El lector de un libro no espera pasearse entre hojas perforadas. Pero esas delicadas amputaciones a la novela de Shulz sirven bien para subrayar corporeidad. El libro no es el imparcial continente de un texto: es cosa. Recuerdo con esto a Ulises Carrión y sus reflexiones sobre el libro, la literatura y los signos. Decía el artista veracruzano que un escritor no escribía libros: escribía textos. “Un libro es una secuencia de espacios” “Un libro, insistía, no es una caja de palabras, ni una bolsa de palabras, ni un portador de palabras.” El futuro, sugería Carrión implicaría que el artista, más que escribir textos, compondría libros. El escritor, y ya no solamente el editor, deberían ser conscientes del cuerpo del libro. El autor habrá de responsabilizarse de su libro y no solamente de su texto.
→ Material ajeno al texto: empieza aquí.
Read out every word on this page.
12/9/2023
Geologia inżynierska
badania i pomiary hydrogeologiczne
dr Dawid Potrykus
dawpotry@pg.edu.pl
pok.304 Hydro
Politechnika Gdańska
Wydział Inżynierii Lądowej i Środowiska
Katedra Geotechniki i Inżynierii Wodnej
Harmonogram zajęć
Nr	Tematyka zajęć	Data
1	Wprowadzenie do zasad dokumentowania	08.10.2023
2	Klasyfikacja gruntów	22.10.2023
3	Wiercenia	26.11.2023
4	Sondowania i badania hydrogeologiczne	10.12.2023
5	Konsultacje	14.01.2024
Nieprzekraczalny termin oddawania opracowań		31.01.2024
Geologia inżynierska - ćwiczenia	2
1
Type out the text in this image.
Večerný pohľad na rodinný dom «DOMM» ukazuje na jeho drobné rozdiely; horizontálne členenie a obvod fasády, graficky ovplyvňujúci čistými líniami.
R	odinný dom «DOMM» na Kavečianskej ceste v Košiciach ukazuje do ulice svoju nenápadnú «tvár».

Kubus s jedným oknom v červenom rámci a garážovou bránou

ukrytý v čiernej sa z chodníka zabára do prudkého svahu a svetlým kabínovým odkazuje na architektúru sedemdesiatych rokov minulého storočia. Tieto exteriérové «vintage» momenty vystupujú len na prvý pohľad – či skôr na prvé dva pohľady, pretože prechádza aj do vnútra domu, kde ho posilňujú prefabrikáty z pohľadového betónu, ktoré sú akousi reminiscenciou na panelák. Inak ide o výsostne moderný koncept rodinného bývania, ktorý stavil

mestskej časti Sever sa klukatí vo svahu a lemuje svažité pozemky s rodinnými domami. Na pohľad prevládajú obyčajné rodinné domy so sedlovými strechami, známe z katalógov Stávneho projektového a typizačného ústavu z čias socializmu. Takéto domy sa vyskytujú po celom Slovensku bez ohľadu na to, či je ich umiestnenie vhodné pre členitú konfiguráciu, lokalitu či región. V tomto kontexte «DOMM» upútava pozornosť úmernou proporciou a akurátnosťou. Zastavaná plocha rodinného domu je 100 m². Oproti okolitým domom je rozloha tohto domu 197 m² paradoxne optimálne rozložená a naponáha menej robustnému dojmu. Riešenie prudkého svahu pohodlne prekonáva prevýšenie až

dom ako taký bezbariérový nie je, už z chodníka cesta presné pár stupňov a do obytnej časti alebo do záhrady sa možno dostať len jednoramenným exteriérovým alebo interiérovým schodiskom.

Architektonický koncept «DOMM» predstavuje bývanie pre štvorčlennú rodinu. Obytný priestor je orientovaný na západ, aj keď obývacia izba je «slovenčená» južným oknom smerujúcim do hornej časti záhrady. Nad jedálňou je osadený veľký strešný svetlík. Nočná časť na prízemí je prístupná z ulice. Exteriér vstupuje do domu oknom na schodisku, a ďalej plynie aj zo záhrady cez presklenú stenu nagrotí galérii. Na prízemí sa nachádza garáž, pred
La coexistencia de medios para la difusión y conservación de textos convoca al aprovechamiento de las posibilidades de cada vehículo. La pantalla no matará a la hoja. La tinta en el papel no desmerece frente a las bondades de las pizarras electrónicas. Hay mucho que exprimirle a la gramática de los pixeles pero nadie nos arrancará los deleites de la página impresa.